Знойная пустыня. Дорогой приключений. Африканское сафари (сборник) - Артур Гайе 2 стр.


Я бы, конечно, мог опять поехать в Северный Египет, в Александрию, и жить там в санатории, как прежде, но вспомнив суп из «морских глаз», вечно пьяных русских, постоянно не сходившийся дебет и кредит в моей счетной книге, давящий зной, липнувших к телу во время послеобеденного сна мух и общий тоскливый санаторный режим – я содрогнулся. Также неприятно было мне вспомнить о напоенной безумием бесконечной знойной пустыне, о монотонном шарканье верблюжьих копыт по песку, когда начинает казаться, что мозг рассыпается на мелкие распыленные частицы, о вшах и блохах, которыми кишат одеяния «сынов пустыни», о едком запахе верблюжьего помета и постоянном скрипе песка на зубах. Песок постепенно портит желудок, который совершенно перестает переваривать пищу. И все же этот образ жизни долгое время был мне приятен. А теперь я решил своими путешествиями зарабатывать мешки золота: буду писать о своих впечатлениях для «Часов досуга», так как мои денежные средства уже приходят к концу.

Я принялся считать свои капиталы и был поражен: у меня в наличии оказалась только половина той суммы, на которую я рассчитывал.

– Ах, черт возьми! – озабоченно сказал я, рассматривая тощую пачку банковых билетов, и стал высчитывать, куда я девал свои деньги… Но факт все же был налицо, и, следовательно, мне могли помочь только «Часы досуга». Тут я вспомнил, что, делая снимки, совершенно забыл о том, что сам должен фигурировать на них, и мне стало опять скверно на душе.

– Нет, мой милый, я не стану портить красоты пейзажа своей мерзкой фигурой, – сказал я, ласково поглаживая кору знаменитого старого оливкового дерева.

Вечером того же дня я уехал в Рим. Но так как там лил дождь, и мне это не понравилось – я в тот же вечер поехал в Неаполь. Здесь тоже лил проливной дождь, на улицах была такая вязкая грязь, что ботинки застревали в ней, и, глядя на эту грязь и вонь, я понял, почему англичане говорят: «Посмотри Неаполь и умри».
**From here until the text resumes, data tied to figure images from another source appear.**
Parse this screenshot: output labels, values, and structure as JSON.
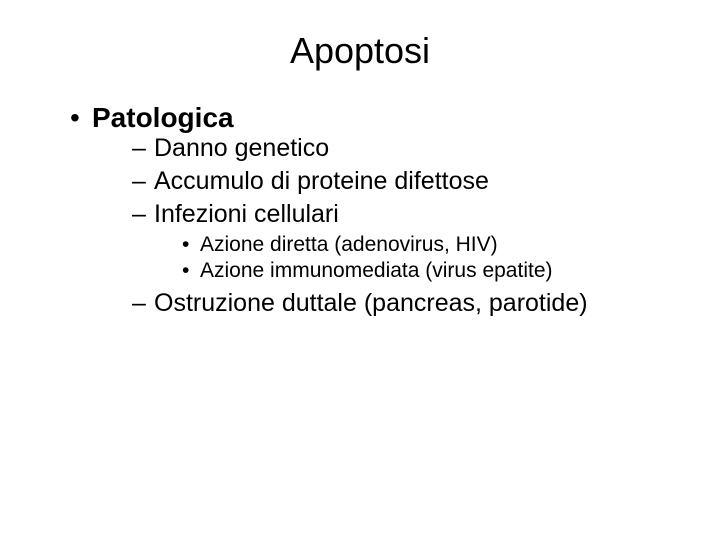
{
  "title": "Apoptosi",
  "level1": {
    "item0": "Patologica"
  },
  "level2": {
    "item0": "Danno genetico",
    "item1": "Accumulo di proteine difettose",
    "item2": "Infezioni cellulari",
    "item3": "Ostruzione duttale (pancreas, parotide)"
  },
  "level3": {
    "item0": "Azione diretta (adenovirus, HIV)",
    "item1": "Azione immunomediata (virus epatite)"
  },
  "style": {
    "background_color": "#ffffff",
    "text_color": "#000000",
    "title_fontsize": 36,
    "level1_fontsize": 28,
    "level2_fontsize": 25,
    "level3_fontsize": 21,
    "font_family": "Arial"
  }
}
На следующее утро небо прояснилось, на Везувии выпал снег. Обер-кельнер в гостинице заявил мне, что здесь интересно не настоящее, а прошедшее, и поэтому посоветовал осмотреть развалины Помпей, для чего всучил мне два билета по три лиры за штуку. Я отправился туда и скоро углубился в закопченные улицы засыпанного города. Это было действительно очень интересное зрелище; но больше всего меня поразили выкопанные трупы, которые были выставлены в стеклянных ящиках в маленьком домике, находящемся у ворот.
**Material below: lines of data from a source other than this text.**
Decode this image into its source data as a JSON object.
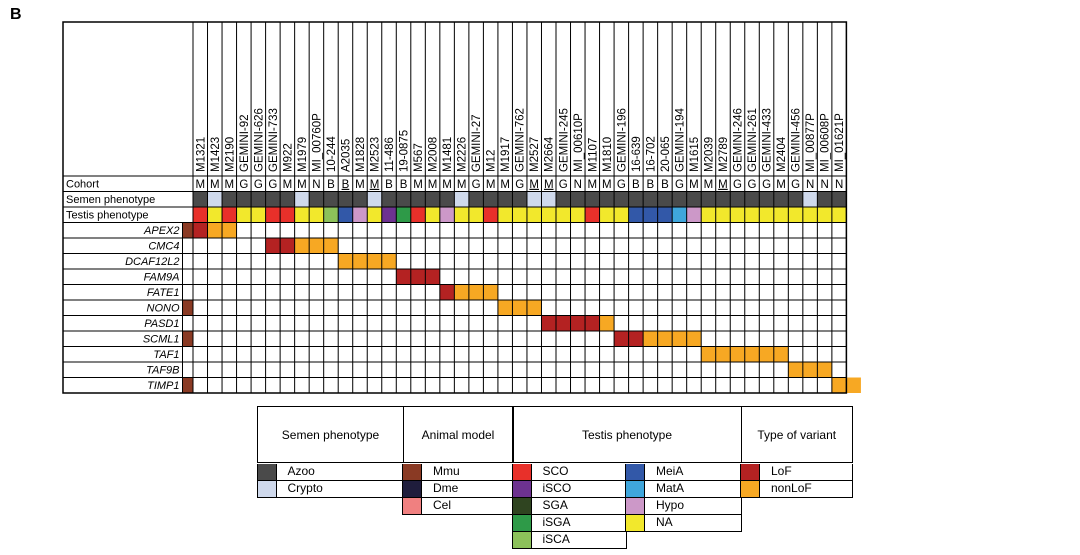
{
  "panel_label": "B",
  "patients": [
    {
      "id": "M1321",
      "cohort": "M",
      "cohort_ul": false,
      "semen": "azoo",
      "testis": "SCO"
    },
    {
      "id": "M1423",
      "cohort": "M",
      "cohort_ul": false,
      "semen": "crypto",
      "testis": "NA"
    },
    {
      "id": "M2190",
      "cohort": "M",
      "cohort_ul": false,
      "semen": "azoo",
      "testis": "SCO"
    },
    {
      "id": "GEMINI-92",
      "cohort": "G",
      "cohort_ul": false,
      "semen": "azoo",
      "testis": "NA"
    },
    {
      "id": "GEMINI-626",
      "cohort": "G",
      "cohort_ul": false,
      "semen": "azoo",
      "testis": "NA"
    },
    {
      "id": "GEMINI-733",
      "cohort": "G",
      "cohort_ul": false,
      "semen": "azoo",
      "testis": "SCO"
    },
    {
      "id": "M922",
      "cohort": "M",
      "cohort_ul": false,
      "semen": "azoo",
      "testis": "SCO"
    },
    {
      "id": "M1979",
      "cohort": "M",
      "cohort_ul": false,
      "semen": "crypto",
      "testis": "NA"
    },
    {
      "id": "MI_00760P",
      "cohort": "N",
      "cohort_ul": false,
      "semen": "azoo",
      "testis": "NA"
    },
    {
      "id": "10-244",
      "cohort": "B",
      "cohort_ul": false,
      "semen": "azoo",
      "testis": "iSCA"
    },
    {
      "id": "A2035",
      "cohort": "B",
      "cohort_ul": true,
      "semen": "azoo",
      "testis": "MeiA"
    },
    {
      "id": "M1828",
      "cohort": "M",
      "cohort_ul": false,
      "semen": "azoo",
      "testis": "Hypo"
    },
    {
      "id": "M2523",
      "cohort": "M",
      "cohort_ul": true,
      "semen": "crypto",
      "testis": "NA"
    },
    {
      "id": "11-486",
      "cohort": "B",
      "cohort_ul": false,
      "semen": "azoo",
      "testis": "iSCO"
    },
    {
      "id": "19-0875",
      "cohort": "B",
      "cohort_ul": false,
      "semen": "azoo",
      "testis": "iSGA"
    },
    {
      "id": "M567",
      "cohort": "M",
      "cohort_ul": false,
      "semen": "azoo",
      "testis": "SCO"
    },
    {
      "id": "M2008",
      "cohort": "M",
      "cohort_ul": false,
      "semen": "azoo",
      "testis": "NA"
    },
    {
      "id": "M1481",
      "cohort": "M",
      "cohort_ul": false,
      "semen": "azoo",
      "testis": "Hypo"
    },
    {
      "id": "M2226",
      "cohort": "M",
      "cohort_ul": false,
      "semen": "crypto",
      "testis": "NA"
    },
    {
      "id": "GEMINI-27",
      "cohort": "G",
      "cohort_ul": false,
      "semen": "azoo",
      "testis": "NA"
    },
    {
      "id": "M12",
      "cohort": "M",
      "cohort_ul": false,
      "semen": "azoo",
      "testis": "SCO"
    },
    {
      "id": "M1917",
      "cohort": "M",
      "cohort_ul": false,
      "semen": "azoo",
      "testis": "NA"
    },
    {
      "id": "GEMINI-762",
      "cohort": "G",
      "cohort_ul": false,
      "semen": "azoo",
      "testis": "NA"
    },
    {
      "id": "M2527",
      "cohort": "M",
      "cohort_ul": true,
      "semen": "crypto",
      "testis": "NA"
    },
    {
      "id": "M2664",
      "cohort": "M",
      "cohort_ul": true,
      "semen": "crypto",
      "testis": "NA"
    },
    {
      "id": "GEMINI-245",
      "cohort": "G",
      "cohort_ul": false,
      "semen": "azoo",
      "testis": "NA"
    },
    {
      "id": "MI_00610P",
      "cohort": "N",
      "cohort_ul": false,
      "semen": "azoo",
      "testis": "NA"
    },
    {
      "id": "M1107",
      "cohort": "M",
      "cohort_ul": false,
      "semen": "azoo",
      "testis": "SCO"
    },
    {
      "id": "M1810",
      "cohort": "M",
      "cohort_ul": false,
      "semen": "azoo",
      "testis": "NA"
    },
    {
      "id": "GEMINI-196",
      "cohort": "G",
      "cohort_ul": false,
      "semen": "azoo",
      "testis": "NA"
    },
    {
      "id": "16-639",
      "cohort": "B",
      "cohort_ul": false,
      "semen": "azoo",
      "testis": "MeiA"
    },
    {
      "id": "16-702",
      "cohort": "B",
      "cohort_ul": false,
      "semen": "azoo",
      "testis": "MeiA"
    },
    {
      "id": "20-065",
      "cohort": "B",
      "cohort_ul": false,
      "semen": "azoo",
      "testis": "MeiA"
    },
    {
      "id": "GEMINI-194",
      "cohort": "G",
      "cohort_ul": false,
      "semen": "azoo",
      "testis": "MatA"
    },
    {
      "id": "M1615",
      "cohort": "M",
      "cohort_ul": false,
      "semen": "azoo",
      "testis": "Hypo"
    },
    {
      "id": "M2039",
      "cohort": "M",
      "cohort_ul": false,
      "semen": "azoo",
      "testis": "NA"
    },
    {
      "id": "M2789",
      "cohort": "M",
      "cohort_ul": true,
      "semen": "azoo",
      "testis": "NA"
    },
    {
      "id": "GEMINI-246",
      "cohort": "G",
      "cohort_ul": false,
      "semen": "azoo",
      "testis": "NA"
    },
    {
      "id": "GEMINI-261",
      "cohort": "G",
      "cohort_ul": false,
      "semen": "azoo",
      "testis": "NA"
    },
    {
      "id": "GEMINI-433",
      "cohort": "G",
      "cohort_ul": false,
      "semen": "azoo",
      "testis": "NA"
    },
    {
      "id": "M2404",
      "cohort": "M",
      "cohort_ul": false,
      "semen": "azoo",
      "testis": "NA"
    },
    {
      "id": "GEMINI-456",
      "cohort": "G",
      "cohort_ul": false,
      "semen": "azoo",
      "testis": "NA"
    },
    {
      "id": "MI_00877P",
      "cohort": "N",
      "cohort_ul": false,
      "semen": "crypto",
      "testis": "NA"
    },
    {
      "id": "MI_00608P",
      "cohort": "N",
      "cohort_ul": false,
      "semen": "azoo",
      "testis": "NA"
    },
    {
      "id": "MI_01621P",
      "cohort": "N",
      "cohort_ul": false,
      "semen": "azoo",
      "testis": "NA"
    }
  ],
  "row_labels": {
    "cohort": "Cohort",
    "semen": "Semen phenotype",
    "testis": "Testis phenotype"
  },
  "genes": [
    {
      "name": "APEX2",
      "animal": [
        "Mmu"
      ],
      "variants": [
        [
          0,
          "LoF"
        ],
        [
          1,
          "nonLoF"
        ],
        [
          2,
          "nonLoF"
        ]
      ]
    },
    {
      "name": "CMC4",
      "animal": [],
      "variants": [
        [
          5,
          "LoF"
        ],
        [
          6,
          "LoF"
        ],
        [
          7,
          "nonLoF"
        ],
        [
          8,
          "nonLoF"
        ],
        [
          9,
          "nonLoF"
        ]
      ]
    },
    {
      "name": "DCAF12L2",
      "animal": [],
      "variants": [
        [
          10,
          "nonLoF"
        ],
        [
          11,
          "nonLoF"
        ],
        [
          12,
          "nonLoF"
        ],
        [
          13,
          "nonLoF"
        ]
      ]
    },
    {
      "name": "FAM9A",
      "animal": [],
      "variants": [
        [
          14,
          "LoF"
        ],
        [
          15,
          "LoF"
        ],
        [
          16,
          "LoF"
        ]
      ]
    },
    {
      "name": "FATE1",
      "animal": [],
      "variants": [
        [
          17,
          "LoF"
        ],
        [
          18,
          "nonLoF"
        ],
        [
          19,
          "nonLoF"
        ],
        [
          20,
          "nonLoF"
        ]
      ]
    },
    {
      "name": "NONO",
      "animal": [
        "Mmu"
      ],
      "variants": [
        [
          21,
          "nonLoF"
        ],
        [
          22,
          "nonLoF"
        ],
        [
          23,
          "nonLoF"
        ]
      ]
    },
    {
      "name": "PASD1",
      "animal": [],
      "variants": [
        [
          24,
          "LoF"
        ],
        [
          25,
          "LoF"
        ],
        [
          26,
          "LoF"
        ],
        [
          27,
          "LoF"
        ],
        [
          28,
          "nonLoF"
        ]
      ]
    },
    {
      "name": "SCML1",
      "animal": [
        "Mmu"
      ],
      "variants": [
        [
          29,
          "LoF"
        ],
        [
          30,
          "LoF"
        ],
        [
          31,
          "nonLoF"
        ],
        [
          32,
          "nonLoF"
        ],
        [
          33,
          "nonLoF"
        ],
        [
          34,
          "nonLoF"
        ]
      ]
    },
    {
      "name": "TAF1",
      "animal": [],
      "variants": [
        [
          35,
          "nonLoF"
        ],
        [
          36,
          "nonLoF"
        ],
        [
          37,
          "nonLoF"
        ],
        [
          38,
          "nonLoF"
        ],
        [
          39,
          "nonLoF"
        ],
        [
          40,
          "nonLoF"
        ]
      ]
    },
    {
      "name": "TAF9B",
      "animal": [],
      "variants": [
        [
          41,
          "nonLoF"
        ],
        [
          42,
          "nonLoF"
        ],
        [
          43,
          "nonLoF"
        ]
      ]
    },
    {
      "name": "TIMP1",
      "animal": [
        "Mmu"
      ],
      "variants": [
        [
          44,
          "nonLoF"
        ],
        [
          45,
          "nonLoF"
        ]
      ]
    }
  ],
  "colors": {
    "azoo": "#4a4a4a",
    "crypto": "#cfd9ec",
    "Mmu": "#8a3a24",
    "Dme": "#1f1d3c",
    "Cel": "#f08080",
    "SCO": "#e8302a",
    "iSCO": "#6d3290",
    "SGA": "#2f4420",
    "iSGA": "#2e9a48",
    "iSCA": "#8cc15a",
    "MeiA": "#3258a8",
    "MatA": "#3fa6dc",
    "Hypo": "#cc98c8",
    "NA": "#f2e82c",
    "LoF": "#b42222",
    "nonLoF": "#f7a823"
  },
  "legend": {
    "semen": {
      "title": "Semen phenotype",
      "items": [
        {
          "key": "azoo",
          "label": "Azoo"
        },
        {
          "key": "crypto",
          "label": "Crypto"
        }
      ]
    },
    "animal": {
      "title": "Animal model",
      "items": [
        {
          "key": "Mmu",
          "label": "Mmu"
        },
        {
          "key": "Dme",
          "label": "Dme"
        },
        {
          "key": "Cel",
          "label": "Cel"
        }
      ]
    },
    "testis": {
      "title": "Testis phenotype",
      "items_left": [
        {
          "key": "SCO",
          "label": "SCO"
        },
        {
          "key": "iSCO",
          "label": "iSCO"
        },
        {
          "key": "SGA",
          "label": "SGA"
        },
        {
          "key": "iSGA",
          "label": "iSGA"
        },
        {
          "key": "iSCA",
          "label": "iSCA"
        }
      ],
      "items_right": [
        {
          "key": "MeiA",
          "label": "MeiA"
        },
        {
          "key": "MatA",
          "label": "MatA"
        },
        {
          "key": "Hypo",
          "label": "Hypo"
        },
        {
          "key": "NA",
          "label": "NA"
        }
      ]
    },
    "variant": {
      "title": "Type of variant",
      "items": [
        {
          "key": "LoF",
          "label": "LoF"
        },
        {
          "key": "nonLoF",
          "label": "nonLoF"
        }
      ]
    }
  }
}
Первым был труп женщины: ее рука была приподнята, как для объятия, на губах играла улыбка, она умерла внезапно, не понимая происходящего. Возле нее лежал ширококостный мужчина – очевидно, раб: его кулаки были сжаты, рот открыт в предсмертном крике. Рядом с ним в гробу лежало тело старца: он умер сидя, худые пальцы были судорожно сплетены, гордое лицо спокойно, губы сжаты в твердой решимости. Его отважность была сильнее страха смерти!

Больше мне ничего не хотелось осматривать, ни в Помпее, ни даже в Неаполе. Я отправился в агентство австрийского Ллойда, чтобы узнать, когда отходит следующий пароход из Бриндизи. Оказалось, что все места на двух последующих пароходах полностью распроданы. Я стоял перед окошечком кассы и думал, куда же мне теперь отправиться. Так как горы и озера сверкали под ясными лучами солнца, а мои подошвы вполне зажили, я решил пойти пешком по Кампании и Калабрии.
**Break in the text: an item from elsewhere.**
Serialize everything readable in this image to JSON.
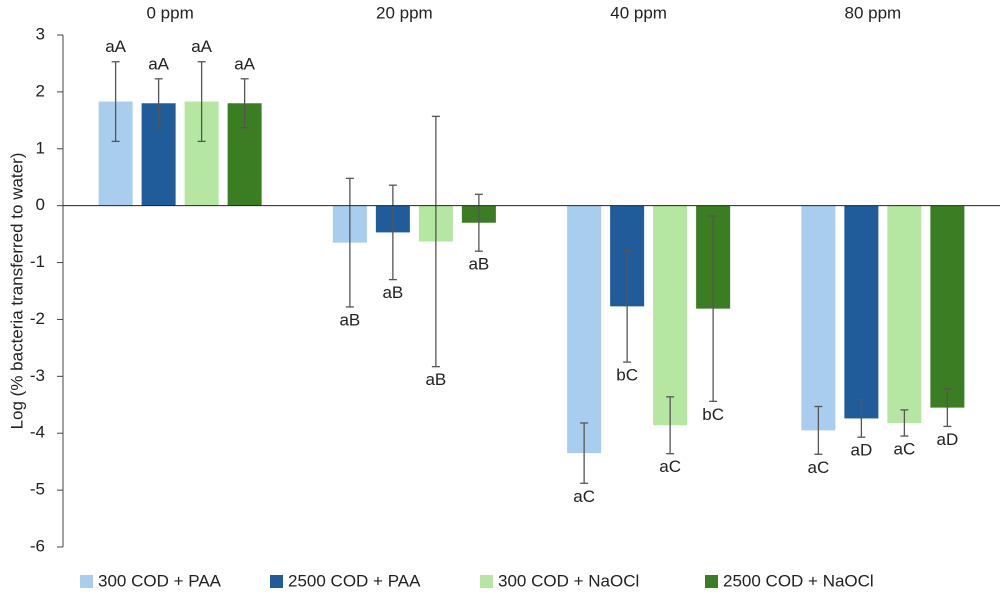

Я проходил мимо коричневой зелени виноградников, серебристо-зеленых оливковых рощ и громадных пиний, росших у дороги, встречал белоснежные стада овец и пастухов в остроконечных шляпах, похожих на знаменитого итальянского разбойника Ринальдо Ринальдини; пил много темно-красного вина, и ел жареную рыбу, но не пережил ни одного покушения на свою жизнь или на свой вещевой мешок, о котором бы стоило сообщить нашим жаждущим приключений читателям.

Итак, я брел все дальше и дальше по проселочной дороге, изредка проезжал небольшое расстояние поездом и, наконец, все еще не имея определенного плана путешествия, дошел до Палермо. Здесь я в первый же вечер попал в неприятную переделку, благодаря которой очутился в Испании.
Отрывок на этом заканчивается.